Without getting bogged down in complex and often subtle distinctions in those early Christological controversies, the bestowal of the title Mary, Mother of God, (or Theotokos—God-bearer), was actually in defense of the truth about Christ, and less about honoring Mary. As such this noble title was affirming what we now hold to be true: namely, that the divine person of the Eternal Word united himself to human flesh in the womb of the Blessed Virgin Mary, in such a way that he was both God and Man—possessing both the fullness of divinity and the completeness of a human nature, like ours in all things but sin.
This wondrous act of becoming man (through Mary) makes possible that ineffable mystery of our ultimate divinization in Christ. And Mary, who shared beforehand in the fruits of her Son’s saving life, death, and resurrection, was the first human person to experience the full reality of divinization—the reality of which is celebrated in her Assumption. There is thus a real sense in which Mary in her divinized state was not just a human being giving birth to the God-Man, Jesus Christ, but was also one who already shared in the divinity of the one she bore.
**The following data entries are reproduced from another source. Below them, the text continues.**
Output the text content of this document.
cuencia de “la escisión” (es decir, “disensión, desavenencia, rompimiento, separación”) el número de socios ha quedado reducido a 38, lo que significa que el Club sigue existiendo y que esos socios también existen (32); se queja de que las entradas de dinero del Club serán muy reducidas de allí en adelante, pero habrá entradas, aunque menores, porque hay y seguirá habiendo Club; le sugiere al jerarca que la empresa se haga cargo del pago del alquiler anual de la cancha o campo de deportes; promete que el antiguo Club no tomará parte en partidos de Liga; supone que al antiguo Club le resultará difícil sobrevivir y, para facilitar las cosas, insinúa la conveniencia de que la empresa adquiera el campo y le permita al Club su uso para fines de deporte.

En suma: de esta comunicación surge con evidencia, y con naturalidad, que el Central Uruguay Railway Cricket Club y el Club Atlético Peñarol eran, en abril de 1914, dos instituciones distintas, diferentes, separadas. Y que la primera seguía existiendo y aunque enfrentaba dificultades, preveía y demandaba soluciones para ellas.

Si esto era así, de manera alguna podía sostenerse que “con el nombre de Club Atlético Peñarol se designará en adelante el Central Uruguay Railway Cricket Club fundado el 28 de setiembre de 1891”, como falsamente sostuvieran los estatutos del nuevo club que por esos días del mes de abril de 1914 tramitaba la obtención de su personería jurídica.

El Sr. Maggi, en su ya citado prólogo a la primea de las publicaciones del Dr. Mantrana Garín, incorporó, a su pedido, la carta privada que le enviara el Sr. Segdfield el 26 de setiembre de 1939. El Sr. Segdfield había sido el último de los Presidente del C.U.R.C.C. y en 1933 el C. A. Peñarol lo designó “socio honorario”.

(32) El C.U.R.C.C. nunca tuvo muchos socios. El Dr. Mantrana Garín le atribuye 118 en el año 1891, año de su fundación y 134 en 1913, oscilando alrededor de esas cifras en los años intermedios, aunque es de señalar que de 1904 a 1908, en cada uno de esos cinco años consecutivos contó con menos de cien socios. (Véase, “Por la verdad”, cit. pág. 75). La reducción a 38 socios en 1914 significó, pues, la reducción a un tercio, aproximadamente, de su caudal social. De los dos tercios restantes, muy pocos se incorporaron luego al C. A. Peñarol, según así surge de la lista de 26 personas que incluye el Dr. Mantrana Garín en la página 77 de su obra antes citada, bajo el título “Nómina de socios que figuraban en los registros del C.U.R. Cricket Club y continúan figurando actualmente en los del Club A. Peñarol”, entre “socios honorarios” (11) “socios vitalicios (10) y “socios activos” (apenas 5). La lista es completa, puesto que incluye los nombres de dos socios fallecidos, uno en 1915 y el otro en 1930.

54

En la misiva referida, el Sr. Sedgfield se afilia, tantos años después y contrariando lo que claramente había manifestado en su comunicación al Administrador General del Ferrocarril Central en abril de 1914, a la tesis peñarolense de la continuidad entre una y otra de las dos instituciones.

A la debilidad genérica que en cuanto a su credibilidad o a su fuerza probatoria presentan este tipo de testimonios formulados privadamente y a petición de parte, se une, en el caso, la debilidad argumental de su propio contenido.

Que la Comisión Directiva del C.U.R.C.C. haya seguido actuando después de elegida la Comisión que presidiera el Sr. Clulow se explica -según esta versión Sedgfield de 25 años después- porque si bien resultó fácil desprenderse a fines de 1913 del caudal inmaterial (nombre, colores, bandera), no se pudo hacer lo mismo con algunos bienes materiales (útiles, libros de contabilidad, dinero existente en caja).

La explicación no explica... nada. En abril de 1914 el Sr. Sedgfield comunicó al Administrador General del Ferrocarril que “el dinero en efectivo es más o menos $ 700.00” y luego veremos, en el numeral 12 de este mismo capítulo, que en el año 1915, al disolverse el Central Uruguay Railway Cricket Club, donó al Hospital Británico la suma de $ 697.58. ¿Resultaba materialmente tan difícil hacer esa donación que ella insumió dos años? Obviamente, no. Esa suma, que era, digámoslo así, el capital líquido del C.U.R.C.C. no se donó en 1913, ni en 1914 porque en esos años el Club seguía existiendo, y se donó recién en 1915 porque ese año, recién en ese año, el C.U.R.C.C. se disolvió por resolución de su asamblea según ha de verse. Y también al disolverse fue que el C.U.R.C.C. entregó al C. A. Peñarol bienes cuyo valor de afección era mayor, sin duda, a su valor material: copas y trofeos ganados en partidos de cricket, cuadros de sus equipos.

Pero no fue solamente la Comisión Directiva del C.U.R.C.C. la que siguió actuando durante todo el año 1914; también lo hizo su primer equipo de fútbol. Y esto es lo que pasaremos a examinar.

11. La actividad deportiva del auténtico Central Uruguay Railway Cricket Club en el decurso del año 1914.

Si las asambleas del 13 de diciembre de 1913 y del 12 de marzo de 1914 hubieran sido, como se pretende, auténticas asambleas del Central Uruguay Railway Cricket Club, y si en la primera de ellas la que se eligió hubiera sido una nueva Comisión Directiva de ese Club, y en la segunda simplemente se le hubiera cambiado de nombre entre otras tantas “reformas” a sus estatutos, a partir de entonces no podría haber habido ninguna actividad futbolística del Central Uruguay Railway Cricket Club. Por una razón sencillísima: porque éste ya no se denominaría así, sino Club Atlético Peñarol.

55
Thus it is that Mary’s title as “Mother of God,” while reflecting directly on Christ and who he is, indirectly reflects also on us and who we are called to become in the same Christ. For, when that ineffable transforming divinization takes place in us, we also become—in the words Christ himself—his mother, since then our entire being speaks, communicates, and radiates the Christ within. In imitation of the Holy Mother of God and through her intercession, may we embrace this our God-given destiny by which we will praise and glorify our Blessed Savior who became Man so that we might come, by his grace, divine, in the glory of Eternal Life, at the heart of our Triune God.